Other stickers promote the usual white supremacist message that white people face an existential threat both from immigration (“They Seek Conquest, Not Asylum”; “Mass Immigration is White Genocide”) and from supposedly anti-white governemnt policies (“Diversity: Designed to Fail, Built to Replace”; “Diversity Becomes Replacement”). Others promote a more basic message of white superiority (“Western Civilization is White Civilization”; “Import the Third World, Become the Third World.”). Hundred Handers have also posted stickers promoting the anti-Semitic work of “The Noticer,” which Pharos has documented, and more generalized anti-Semitism (“Ask not what Jews can do for your country. Ask what your country can do for Jews”) as well as homophobia (“LGBT+: So oppressed they enjoy corporate sponsorship while being celebrated by our governments who push their agenda on our children”).

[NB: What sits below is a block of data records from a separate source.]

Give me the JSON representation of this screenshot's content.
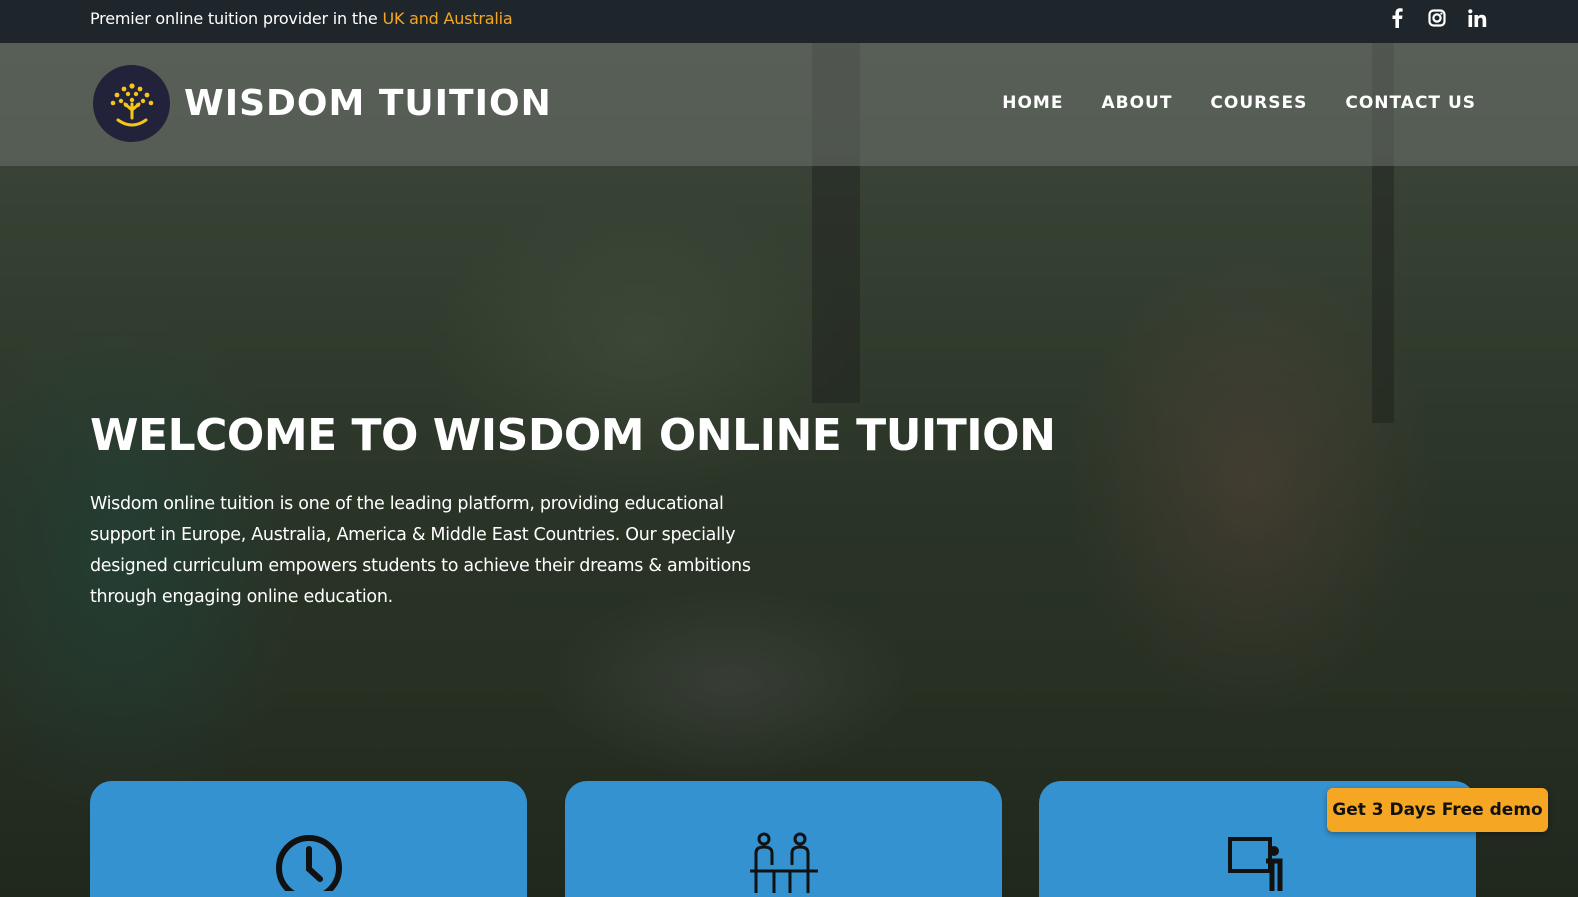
{
  "topbar": {
    "tagline_prefix": "Premier online tuition provider in the ",
    "tagline_highlight": "UK and Australia",
    "socials": [
      {
        "name": "facebook-icon",
        "glyph": "f"
      },
      {
        "name": "instagram-icon",
        "glyph": ""
      },
      {
        "name": "linkedin-icon",
        "glyph": "in"
      }
    ]
  },
  "header": {
    "brand": "WISDOM TUITION",
    "nav": [
      {
        "label": "HOME"
      },
      {
        "label": "ABOUT"
      },
      {
        "label": "COURSES"
      },
      {
        "label": "CONTACT US"
      }
    ]
  },
  "hero": {
    "title": "WELCOME TO WISDOM ONLINE TUITION",
    "text": "Wisdom online tuition is one of the leading platform, providing educational support in Europe, Australia, America & Middle East Countries. Our specially designed curriculum empowers students to achieve their dreams & ambitions through engaging online education."
  },
  "cards": [
    {
      "icon": "clock-icon"
    },
    {
      "icon": "students-desk-icon"
    },
    {
      "icon": "teacher-board-icon"
    }
  ],
  "cta": {
    "label": "Get 3 Days Free demo"
  },
  "colors": {
    "accent": "#f5a623",
    "card": "#3592d0",
    "topbar": "#1e262b"
  }
}
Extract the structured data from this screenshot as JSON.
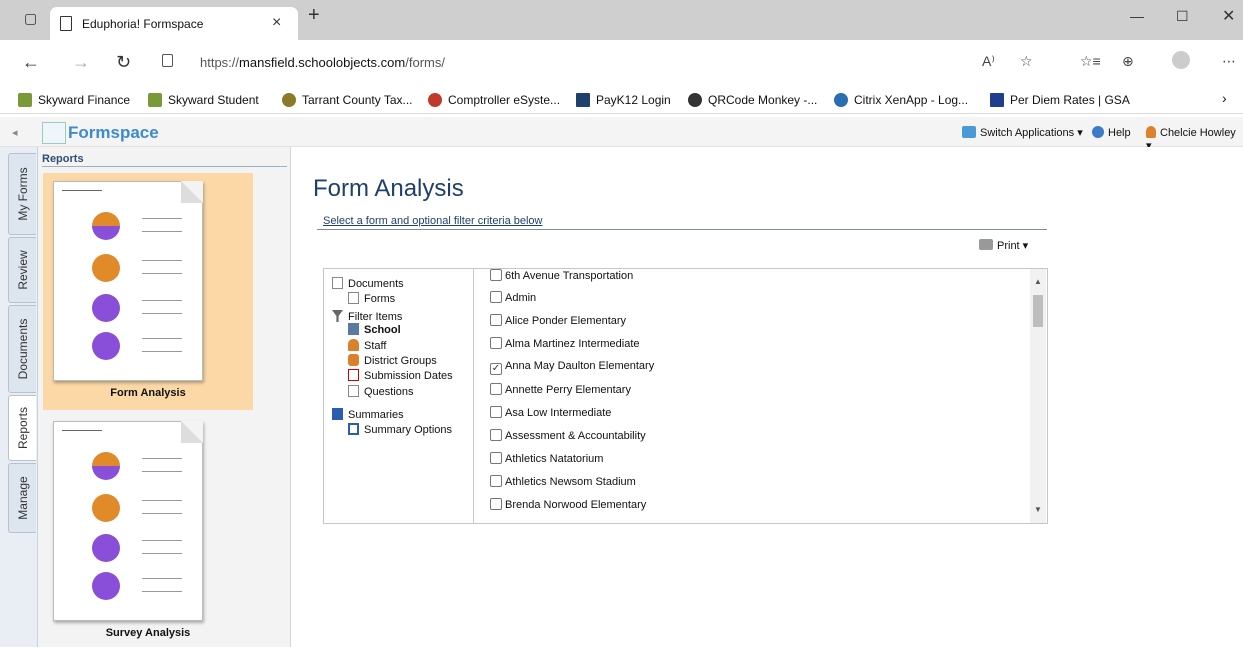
{
  "browser": {
    "tab_title": "Eduphoria! Formspace",
    "url_prefix": "https://",
    "url_host": "mansfield.schoolobjects.com",
    "url_path": "/forms/",
    "bookmarks": [
      "Skyward Finance",
      "Skyward Student",
      "Tarrant County Tax...",
      "Comptroller eSyste...",
      "PayK12 Login",
      "QRCode Monkey -...",
      "Citrix XenApp - Log...",
      "Per Diem Rates | GSA"
    ]
  },
  "app": {
    "logo": "Formspace",
    "switch_apps": "Switch Applications",
    "help": "Help",
    "user": "Chelcie Howley"
  },
  "vertical_tabs": [
    "My Forms",
    "Review",
    "Documents",
    "Reports",
    "Manage"
  ],
  "left_panel": {
    "title": "Reports",
    "cards": [
      "Form Analysis",
      "Survey Analysis"
    ]
  },
  "main": {
    "title": "Form Analysis",
    "subtitle": "Select a form and optional filter criteria below",
    "print": "Print"
  },
  "tree": {
    "documents": "Documents",
    "forms": "Forms",
    "filter_items": "Filter Items",
    "school": "School",
    "staff": "Staff",
    "district_groups": "District Groups",
    "submission_dates": "Submission Dates",
    "questions": "Questions",
    "summaries": "Summaries",
    "summary_options": "Summary Options"
  },
  "schools": [
    {
      "name": "6th Avenue Transportation",
      "checked": false
    },
    {
      "name": "Admin",
      "checked": false
    },
    {
      "name": "Alice Ponder Elementary",
      "checked": false
    },
    {
      "name": "Alma Martinez Intermediate",
      "checked": false
    },
    {
      "name": "Anna May Daulton Elementary",
      "checked": true
    },
    {
      "name": "Annette Perry Elementary",
      "checked": false
    },
    {
      "name": "Asa Low Intermediate",
      "checked": false
    },
    {
      "name": "Assessment & Accountability",
      "checked": false
    },
    {
      "name": "Athletics Natatorium",
      "checked": false
    },
    {
      "name": "Athletics Newsom Stadium",
      "checked": false
    },
    {
      "name": "Brenda Norwood Elementary",
      "checked": false
    }
  ]
}
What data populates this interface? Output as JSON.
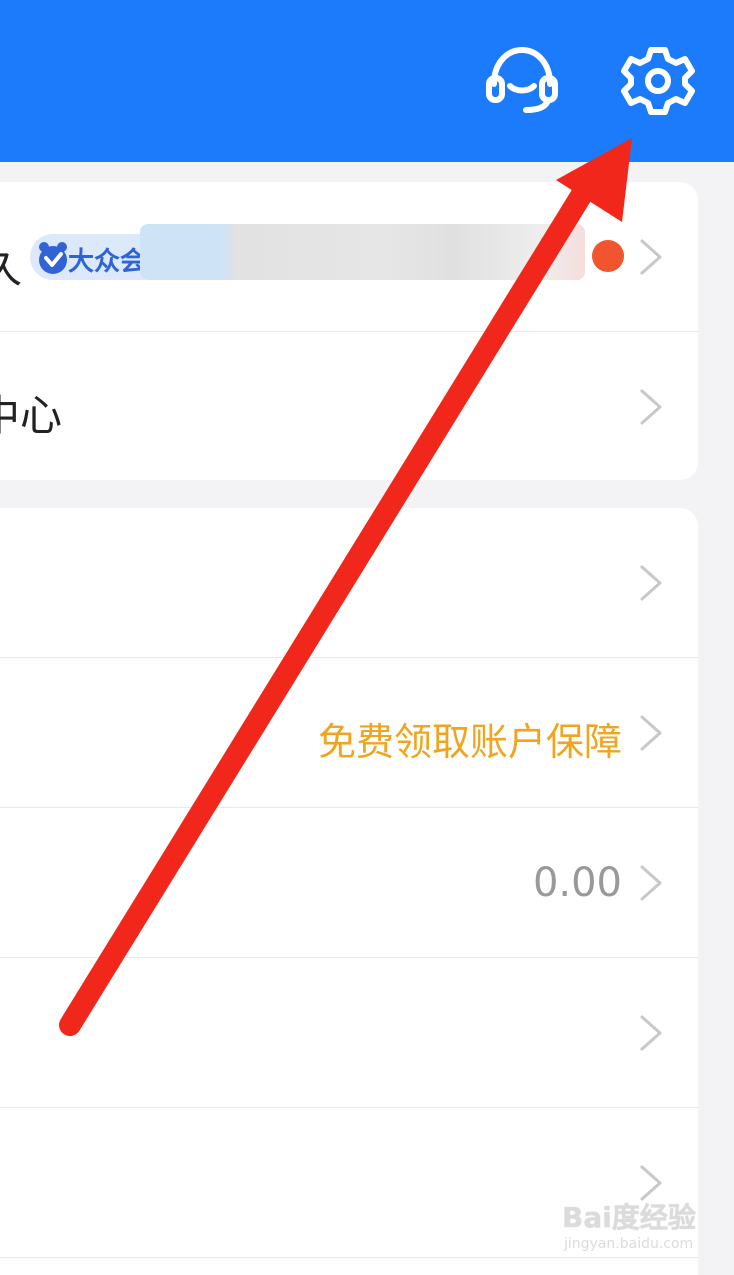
{
  "header": {
    "customer_service_icon": "headset-icon",
    "settings_icon": "gear-icon",
    "background": "#1c7bfb"
  },
  "account_card": {
    "rows": [
      {
        "partial_label": "久",
        "badge": {
          "text": "大众会",
          "icon": "badge-v-icon"
        },
        "has_red_dot": true
      },
      {
        "partial_label": "中心"
      }
    ]
  },
  "main_card": {
    "rows": [
      {
        "value": ""
      },
      {
        "value": "免费领取账户保障"
      },
      {
        "value": "0.00"
      },
      {
        "value": ""
      },
      {
        "value": ""
      }
    ]
  },
  "colors": {
    "accent": "#1c7bfb",
    "promo_text": "#f0a51e",
    "muted_text": "#999999",
    "red_dot": "#f2542d",
    "annotation_arrow": "#f2271b"
  },
  "annotation": {
    "type": "red-arrow-pointing-to-settings"
  },
  "watermark": {
    "text": "Bai度经验",
    "subtext": "jingyan.baidu.com"
  }
}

The network’s stickers have attracted the attention of law enforcement: in April 2020 two men accused of posting Hundred Hander stickers in Sheffield, England were arrested for racially aggravated public order offenses, and in 2019 New York Governor Andrew Cuomo ordered an investigation of the organization after their stickers appeared in Troy, NY.
The name allows the Hundred Handers to see their struggle as one that is divinely sanctioned, true to the supposed ancient essence of the "white race," and destined to succeed
The most familiar monster from Greek myth is undoubtedly Medusa, whom Pharos has documented being invoked in support of violent misogyny. But in that case the monster is something to be slain and suppressed, whereas the Hundred Handers network has made the ancient monster a model for itself. The three “Hecatoncheires” (Greek for “Hundred Hands”, also called the “Centimanes”), whose names Hesiod gives as Cottus, Briareus, and Gyes, are appealing to white supremacists in various ways. First, they were suppressed and imprisoned by those in power, just as white supremacists argue white people are discriminated against. Second, they later were recruited by Zeus to join a rebellion against the ruling god Cronus, which white supremacists may see as a parallel to their own revolutionary action against a supposedly oppressive and “anti-White” society. This analogy is doubly appealing in that many white supremacists consider Zeus (and the Roman Jupiter) to be a symbol of the white, “Aryan spirit” and because the god that Zeus overthrew, Cronus (the Roman Saturn), has also been considered by anti-Semites to be a symbol of Jewish power. Finally, the Centimanes are appealing because their monstrous strength secured victory for Zeus. Thus the analogy allows members of the network to see their struggle to preserve white racial domination as one that is divinely sanctioned, true to the supposed ancient essence of the “white race,” and destined to succeed.
Hesiod’s monstrous hundred-handers have been used to represent the oppressed against the oppressor before: the blog Classics and Class has reported on a 1890 political cartoon from England in which dock and mine workers are represented as the Hundred Hander Briareus in their struggle for better working conditions. Crucially, as Classics and Class describes, this was not the symbol the labor activists adopted for themselves: it was imposed on them in a story ultimately unsympathetic to their cause. Briareus was powerful, yes, but fundamentally monstrous, terrifying, and destructive to the dominant order. So it is appropriate for a white supremacist group seeking to “[make] the world itself our platform” to model themselves after these monsters. They’re supposed to be scary. And they are.